Curbing Rampant Speculation in the Stock Market: Five Bold Ideas

It’s a familiar story: whenever we see ideas for regulating rampant speculation in the stock market, we can’t help but wonder if history has taught us any lessons. In my opinion, these new regulations either increase mindless online disclosures or boost income streams for regulatory bodies. It’s time to think outside the box.

First, intra-day futures and options (F&O) trading should be taxed punitively. This would discourage excessive speculation and help to level the playing field for long-term investors.

Second, brokers already decide who can trade and to what extent. They are closest to the customer, so they should carry all the liability and more responsibility. If a broker encourages excessive leverage, it should be held responsible.

Third, the stock exchanges are aiming to maximize profits. There’s nothing wrong with that, but the way they go about it matters. They often make trading easier to increase volumes, which encourages speculation. This needs to stop.

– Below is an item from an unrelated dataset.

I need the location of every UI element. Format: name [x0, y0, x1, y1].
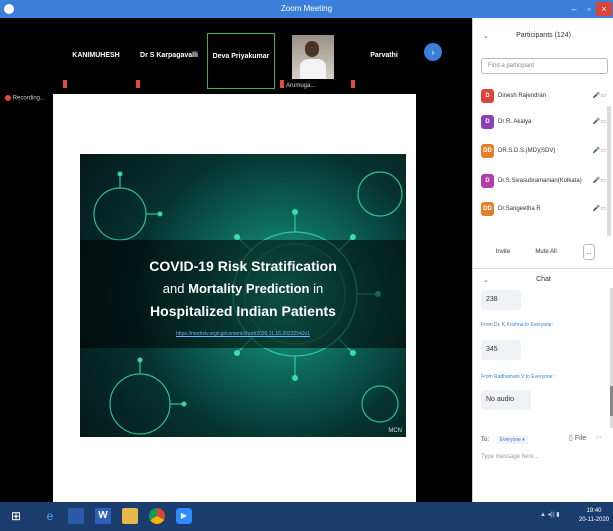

Fourth, hedging positions should be allowed. This was meant to be the main purpose of F&O trading! We can find the right technology solutions to make this seamless.

Fifth, investor education efforts should be encouraged. We need to combat the appeal of quick profits that F&O trading offers. Perhaps an “F&O Sahi Nahi Hai” campaign could have an impact. More importantly, the way investor education is done, especially related to trading, needs to be completely re-thought.